Instrumentation is a different form that is used for testing, while trace data analysis is a developmental technique. These give two different angles to look at the system so that even if the design could not find it, at least the tester is able to find it.
Q. What’s are the problems a company can face if the design team doesn’t take care to ensure the integrity of the code running on critical systems?
A. There are no issues until there is a safety problem that has caused an accident. Once that happens, there are no issues until there is a call back. If there is call back that has a safety implication an investigation into it is going to be mandatory. During this investigation, if it is found that the manufacturer has produced a safety defect because he didn’t follow safety standards, then he is liable from a criminal point of view, and from insurance too. The party who is not conforming to standards, or those who did not have the artefacts interpreted by a certification agency like Underwriters Laboratories (UL) and Technischer Überwachungsverein (TUV) will be in trouble. If the above are conforming and done, then they are only liable for the accident damages to a limited amount. Else, the company will be totally liable and the senior management can end up behind bars as well, while the company itself gets sued for millions of dollars.
Quick question: Is it safer to buy a car tested in the real world or one that has passes the ISO standard requirements?

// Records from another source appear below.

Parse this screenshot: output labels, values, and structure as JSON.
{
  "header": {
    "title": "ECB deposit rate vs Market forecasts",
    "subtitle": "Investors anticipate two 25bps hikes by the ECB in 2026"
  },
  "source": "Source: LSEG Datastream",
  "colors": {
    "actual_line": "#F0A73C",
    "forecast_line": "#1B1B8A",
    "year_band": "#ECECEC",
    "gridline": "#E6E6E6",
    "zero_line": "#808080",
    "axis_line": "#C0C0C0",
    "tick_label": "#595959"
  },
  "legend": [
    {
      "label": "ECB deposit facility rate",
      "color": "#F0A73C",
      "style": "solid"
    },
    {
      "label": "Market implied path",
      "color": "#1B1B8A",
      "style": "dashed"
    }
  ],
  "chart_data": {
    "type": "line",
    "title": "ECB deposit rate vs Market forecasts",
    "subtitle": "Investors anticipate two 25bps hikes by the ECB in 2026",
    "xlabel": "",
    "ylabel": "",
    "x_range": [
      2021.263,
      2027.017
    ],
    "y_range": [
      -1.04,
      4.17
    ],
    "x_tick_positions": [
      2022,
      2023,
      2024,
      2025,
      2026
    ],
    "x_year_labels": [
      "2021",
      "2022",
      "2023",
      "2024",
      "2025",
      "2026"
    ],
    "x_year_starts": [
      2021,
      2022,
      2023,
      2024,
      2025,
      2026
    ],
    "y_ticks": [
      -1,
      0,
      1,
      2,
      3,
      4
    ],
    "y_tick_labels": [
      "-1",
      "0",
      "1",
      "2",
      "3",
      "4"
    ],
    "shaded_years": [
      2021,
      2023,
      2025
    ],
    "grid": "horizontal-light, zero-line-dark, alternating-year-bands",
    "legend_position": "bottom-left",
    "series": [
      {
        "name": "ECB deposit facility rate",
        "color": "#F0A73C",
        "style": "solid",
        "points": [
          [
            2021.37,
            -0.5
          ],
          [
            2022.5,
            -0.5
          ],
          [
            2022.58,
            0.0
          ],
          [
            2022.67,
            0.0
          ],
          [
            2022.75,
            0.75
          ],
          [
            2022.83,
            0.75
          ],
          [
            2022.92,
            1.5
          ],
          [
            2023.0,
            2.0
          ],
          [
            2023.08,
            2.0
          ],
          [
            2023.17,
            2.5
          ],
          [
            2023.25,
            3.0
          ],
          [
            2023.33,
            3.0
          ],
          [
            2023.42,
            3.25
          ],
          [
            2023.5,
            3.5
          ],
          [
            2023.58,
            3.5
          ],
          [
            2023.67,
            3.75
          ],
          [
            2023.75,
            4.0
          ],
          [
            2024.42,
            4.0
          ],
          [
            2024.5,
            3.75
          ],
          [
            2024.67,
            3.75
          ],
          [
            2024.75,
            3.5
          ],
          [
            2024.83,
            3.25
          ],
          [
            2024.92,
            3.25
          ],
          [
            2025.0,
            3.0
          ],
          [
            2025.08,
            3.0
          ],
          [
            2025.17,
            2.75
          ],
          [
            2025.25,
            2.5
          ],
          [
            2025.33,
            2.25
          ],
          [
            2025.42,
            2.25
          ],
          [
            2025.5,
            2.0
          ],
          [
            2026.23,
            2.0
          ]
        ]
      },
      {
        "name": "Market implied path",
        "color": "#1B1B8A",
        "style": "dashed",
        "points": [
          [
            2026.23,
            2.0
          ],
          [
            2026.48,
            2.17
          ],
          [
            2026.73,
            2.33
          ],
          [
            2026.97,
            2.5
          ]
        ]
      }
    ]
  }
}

Can we completely rely on software?
A. Technically if you are asking me whether an insurance cover is better than previous car’s software, I still don’t know. To be frank, if I take a car that is running for 15 years, I assume the car is safe. That is why people are still using it around the globe. On the other hand, the new standard is good. It is based on the aerospace safety standard, which is the safest transport today available in the world. And since it is a subset of and more or less the same as the aerospace safety standard, people expect it to reduce the recalls, while at the same time making more and more people accountable for the money they are burning into the car.
Q. Is there any difference between the standards followed within and outside India?
A. In any country including India, there will be local regulations for product safety. An apex regulatory body will do this, which is the Bureau of Indian Standards (BIS) for us in India. Normally people associate gold with BIS, but they actually do much beyond that. Every industry should listen to the BIS before they release any product – this could be with respect to safety, security, or power efficiency.